Tahrir Abu Mady keeps two documents that cannot both be true. One is a death certificate for her daughter Malak, issued by Gaza’s Ministry of Health. The other is a list of prisoners held in Israeli custody — and Malak’s name is on it.
Malak Abu Mady was 20 years old when she disappeared in Khan Younis in 2024. A university student and volunteer nurse at Nasser Hospital, she had been displaced with her family to the coastal area of al-Mawasi as Israeli ground forces advanced into the city. She and her 18-year-old brother Yousef made the decision to return to the family home to retrieve her university books. Neither came back.
When forensic teams later entered the blackened ruins of the partially destroyed house, they recovered human remains. On the basis of those remains, Gaza’s Ministry of Health issued a death certificate in Malak’s name. Her brother Yousef’s fate remained unknown.
Then came the prisoner list. Recently released Palestinian detainees circulated documentation of individuals believed to be held in Israeli custody. Malak’s name appeared on it. Beside her name, a single notation: ‘No information available.’
For Tahrir, the contradiction has become its own form of torment. She attempted to hire a lawyer based in Umm al-Fahm, inside Israel, to investigate her daughter’s whereabouts. The legal fees were beyond what the family could afford, and the effort stalled. Israeli authorities have provided no information.
Malak’s case is not isolated. Since the beginning of the war — now stretching beyond two years — Israeli forces have detained thousands of Palestinians from Gaza. Many are held in undisclosed locations, without formal charges and without access to legal representation. Families are routinely denied any confirmation of whether their relatives are alive, dead, or in custody.
Maha al-Husseini, a researcher at the Euro-Med Human Rights Monitor, says the organisation estimates approximately 3,000 people have been forcibly disappeared in the conflict. Israeli authorities have consistently refused to provide information about those individuals, leaving families in a legal and emotional void with no clear avenue for recourse.
The practice of detention without disclosure has drawn sustained criticism from human rights organisations, who argue it constitutes enforced disappearance under international law — a designation that carries specific legal obligations for the detaining power, including the duty to acknowledge custody and provide information to families.
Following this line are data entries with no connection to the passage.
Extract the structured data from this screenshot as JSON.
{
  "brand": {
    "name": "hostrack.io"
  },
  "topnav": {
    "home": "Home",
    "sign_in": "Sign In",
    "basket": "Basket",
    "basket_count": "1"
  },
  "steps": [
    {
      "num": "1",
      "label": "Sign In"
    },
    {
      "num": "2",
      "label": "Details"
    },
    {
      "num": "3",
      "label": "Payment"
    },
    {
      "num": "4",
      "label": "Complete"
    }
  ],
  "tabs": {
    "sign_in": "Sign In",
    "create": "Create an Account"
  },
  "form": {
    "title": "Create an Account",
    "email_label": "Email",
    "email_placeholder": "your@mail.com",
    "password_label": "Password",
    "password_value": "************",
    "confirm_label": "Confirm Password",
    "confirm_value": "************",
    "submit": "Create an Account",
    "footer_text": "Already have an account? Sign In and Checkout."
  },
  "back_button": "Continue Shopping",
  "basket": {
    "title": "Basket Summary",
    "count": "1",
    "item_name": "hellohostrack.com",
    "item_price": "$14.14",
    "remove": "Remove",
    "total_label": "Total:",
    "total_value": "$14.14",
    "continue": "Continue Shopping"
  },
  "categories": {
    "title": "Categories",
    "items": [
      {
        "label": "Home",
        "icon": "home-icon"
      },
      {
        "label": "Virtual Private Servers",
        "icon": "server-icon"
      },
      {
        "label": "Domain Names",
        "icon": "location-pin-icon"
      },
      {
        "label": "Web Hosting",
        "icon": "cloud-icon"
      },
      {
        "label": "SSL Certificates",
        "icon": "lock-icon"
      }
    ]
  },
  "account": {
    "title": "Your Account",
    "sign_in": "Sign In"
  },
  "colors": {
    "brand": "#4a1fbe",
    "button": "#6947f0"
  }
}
For Tahrir Abu Mady, legal definitions offer little comfort. She holds a death certificate she cannot fully accept and a prisoner list entry that offers nothing beyond a name. Her son Yousef remains unaccounted for entirely — no document, no list, no remains.
The family home in Khan Younis stands partially destroyed, a physical marker of the moment two young people walked back into a war zone to retrieve books and did not return. What happened to them inside those walls — and what may have happened after — remains, for their mother, unanswered.